Thoughts on digital rights management

As you can tell if you've ever glanced at my profile and taken a gander at my other blogs (which I don't really bother updating much), you know I'm a PC gamer. And I would probably post this on my PC gaming blog, except that this is a consumer rights issue that crosses many mediums. I took note of the recent controversy over the DRM embedded in the game Assassin's Creed II, published by Ubisoft.  DRM has long been a bane of PC gamers, with Sony's infamous SecuROM causing a litany of problems for innumerable users, and it seems that Ubisoft decided to see if they could top Sony in the "treat your customers like crap" department.

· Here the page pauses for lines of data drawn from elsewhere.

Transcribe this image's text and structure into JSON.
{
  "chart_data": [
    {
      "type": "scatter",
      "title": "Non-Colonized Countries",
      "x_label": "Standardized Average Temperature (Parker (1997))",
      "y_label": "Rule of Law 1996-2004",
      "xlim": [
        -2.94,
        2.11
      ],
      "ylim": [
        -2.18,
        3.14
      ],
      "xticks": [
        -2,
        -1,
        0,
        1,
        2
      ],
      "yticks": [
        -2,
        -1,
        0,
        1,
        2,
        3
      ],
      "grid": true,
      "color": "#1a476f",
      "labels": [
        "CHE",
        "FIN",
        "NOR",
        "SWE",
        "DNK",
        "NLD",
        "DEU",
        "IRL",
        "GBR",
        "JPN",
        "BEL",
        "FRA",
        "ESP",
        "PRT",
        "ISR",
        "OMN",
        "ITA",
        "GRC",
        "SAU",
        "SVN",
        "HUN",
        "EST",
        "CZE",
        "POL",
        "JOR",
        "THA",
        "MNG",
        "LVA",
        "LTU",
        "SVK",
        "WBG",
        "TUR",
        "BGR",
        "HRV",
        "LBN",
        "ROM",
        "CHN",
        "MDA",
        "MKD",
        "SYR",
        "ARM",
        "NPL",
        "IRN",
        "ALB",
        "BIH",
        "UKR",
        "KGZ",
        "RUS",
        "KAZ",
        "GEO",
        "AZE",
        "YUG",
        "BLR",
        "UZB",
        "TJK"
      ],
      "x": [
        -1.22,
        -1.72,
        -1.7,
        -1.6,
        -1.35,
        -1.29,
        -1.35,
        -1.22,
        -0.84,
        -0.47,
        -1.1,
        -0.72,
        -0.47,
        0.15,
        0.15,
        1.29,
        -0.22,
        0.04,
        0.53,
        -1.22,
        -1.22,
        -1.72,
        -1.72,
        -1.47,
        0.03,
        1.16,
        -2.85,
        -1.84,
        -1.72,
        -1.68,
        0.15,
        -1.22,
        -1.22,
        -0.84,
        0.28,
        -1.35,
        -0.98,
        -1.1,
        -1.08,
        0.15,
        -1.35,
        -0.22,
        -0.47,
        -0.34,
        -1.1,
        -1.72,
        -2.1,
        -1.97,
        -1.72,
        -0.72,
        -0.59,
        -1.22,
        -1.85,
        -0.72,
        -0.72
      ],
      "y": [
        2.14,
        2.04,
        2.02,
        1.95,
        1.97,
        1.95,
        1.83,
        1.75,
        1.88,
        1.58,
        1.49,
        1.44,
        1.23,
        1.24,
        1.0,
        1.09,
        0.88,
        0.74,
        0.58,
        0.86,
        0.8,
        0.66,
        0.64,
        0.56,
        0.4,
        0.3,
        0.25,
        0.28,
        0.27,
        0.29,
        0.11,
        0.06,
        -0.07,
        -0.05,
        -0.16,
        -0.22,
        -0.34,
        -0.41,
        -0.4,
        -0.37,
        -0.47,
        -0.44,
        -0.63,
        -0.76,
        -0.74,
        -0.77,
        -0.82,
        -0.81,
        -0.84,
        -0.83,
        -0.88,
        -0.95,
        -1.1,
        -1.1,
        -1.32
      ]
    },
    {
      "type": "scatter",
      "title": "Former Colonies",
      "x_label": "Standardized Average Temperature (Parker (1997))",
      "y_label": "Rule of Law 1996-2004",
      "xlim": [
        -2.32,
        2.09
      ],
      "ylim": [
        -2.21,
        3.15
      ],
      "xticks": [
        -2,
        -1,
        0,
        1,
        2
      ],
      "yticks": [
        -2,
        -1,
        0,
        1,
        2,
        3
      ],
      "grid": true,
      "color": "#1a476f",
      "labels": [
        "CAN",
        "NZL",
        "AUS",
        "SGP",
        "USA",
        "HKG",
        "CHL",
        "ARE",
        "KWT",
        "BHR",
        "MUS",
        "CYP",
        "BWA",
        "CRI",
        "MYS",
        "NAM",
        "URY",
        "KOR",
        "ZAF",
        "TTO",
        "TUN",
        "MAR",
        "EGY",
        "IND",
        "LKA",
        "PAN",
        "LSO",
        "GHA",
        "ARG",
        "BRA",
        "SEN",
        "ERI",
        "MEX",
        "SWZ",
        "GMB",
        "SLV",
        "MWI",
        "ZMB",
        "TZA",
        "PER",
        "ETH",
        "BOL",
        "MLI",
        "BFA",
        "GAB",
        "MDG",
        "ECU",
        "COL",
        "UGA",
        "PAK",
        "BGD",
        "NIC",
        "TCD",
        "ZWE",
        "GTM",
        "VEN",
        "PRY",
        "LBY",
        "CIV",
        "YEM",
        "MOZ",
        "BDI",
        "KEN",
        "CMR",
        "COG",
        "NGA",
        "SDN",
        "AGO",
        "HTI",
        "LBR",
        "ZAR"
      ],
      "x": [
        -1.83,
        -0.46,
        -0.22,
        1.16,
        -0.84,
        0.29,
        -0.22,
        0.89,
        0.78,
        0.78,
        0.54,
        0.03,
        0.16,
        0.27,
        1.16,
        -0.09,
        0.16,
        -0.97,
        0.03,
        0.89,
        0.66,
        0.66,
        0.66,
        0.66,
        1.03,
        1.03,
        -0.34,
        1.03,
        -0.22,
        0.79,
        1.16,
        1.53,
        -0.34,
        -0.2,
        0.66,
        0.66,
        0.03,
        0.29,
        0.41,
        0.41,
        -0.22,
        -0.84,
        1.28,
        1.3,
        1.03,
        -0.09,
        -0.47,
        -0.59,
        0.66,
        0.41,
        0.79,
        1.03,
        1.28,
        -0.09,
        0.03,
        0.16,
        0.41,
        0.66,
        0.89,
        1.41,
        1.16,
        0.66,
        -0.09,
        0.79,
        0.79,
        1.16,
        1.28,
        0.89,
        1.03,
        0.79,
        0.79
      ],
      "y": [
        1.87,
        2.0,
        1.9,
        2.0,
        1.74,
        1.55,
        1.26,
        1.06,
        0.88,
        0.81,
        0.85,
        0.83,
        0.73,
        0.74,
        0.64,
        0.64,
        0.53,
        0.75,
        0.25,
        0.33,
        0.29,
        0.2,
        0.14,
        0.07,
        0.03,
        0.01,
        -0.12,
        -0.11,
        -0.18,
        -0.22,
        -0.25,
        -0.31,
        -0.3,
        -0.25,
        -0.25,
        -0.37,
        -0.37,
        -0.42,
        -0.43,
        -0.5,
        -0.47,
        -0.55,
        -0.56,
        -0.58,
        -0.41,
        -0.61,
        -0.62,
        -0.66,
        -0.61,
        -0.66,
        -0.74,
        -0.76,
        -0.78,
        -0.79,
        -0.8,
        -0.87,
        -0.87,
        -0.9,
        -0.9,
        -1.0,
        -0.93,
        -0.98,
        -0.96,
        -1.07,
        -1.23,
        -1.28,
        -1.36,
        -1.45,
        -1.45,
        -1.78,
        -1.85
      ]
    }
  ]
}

Essentially, the game requires the user to be constantly logged into a server on the internet. Other companies have done similar things by requiring internet authentication for updates and downloadable bonus content, but Ubisoft is the first to mandate that players be constantly connected to the internet. Predictably, over the weekend there was a server issue preventing many players from logging on. Ubisoft initially attributed the problem to "overwhelming demand", but later admitted that the servers had been hacked.

There are two significant problems with any kind of DRM. Firstly, it does nothing to prevent counterfeiting. Cracked versions of "protected" video games are available on Bittorrents as soon as, and sometimes even before, games are released. There are many claims from across the internet that Assassin's Creed II has been hacked and is available illegally, though Ubisoft denies this. But even if Ubisoft is right, just how long do they think it will last? In the meantime, legitimate users of the product continue to get the short end of the stick.

DRM is by no means merely an issue with games. I buy almost all of my music online. Most of it comes from iTunes, with the occasional purchase from Amazon MP3. The smartest thing that iTunes did was to ditch the DRM "protection" from their AAC files; now, just as with Amazon MP3, they can be used freely – converted into other file types, burned to a CD an unlimited number of times, etc. Were this not the case, I would almost certainly continue to purchase CDs. iTunes movies prevents customers from burning a movie to a DVD for use in a movie player; it can only be burned to a data DVD as a backup copy. I'm not really sure what this is supposed to accomplish aside from coercing people into buying Apple TV, but it certainly makes purchasing movies from iTunes less appealing.

As we move away from physical media toward digital distribution, DRM will become more pervasive, to the detriment of paying customers. Those who wish to obtain pirated copies of movies, music and games will always have plenty of options to do so, and DRM does nothing but diminish the experience for the end user. Ubisoft is now scrambling to rectify their situation while message boards are filled with cynical gamers saying "I told you so" as many other are actually turning toward piracy precisely because a pirated copy will not be afflicted with the problems affecting legitimate customers. Does that sound backwards, or what?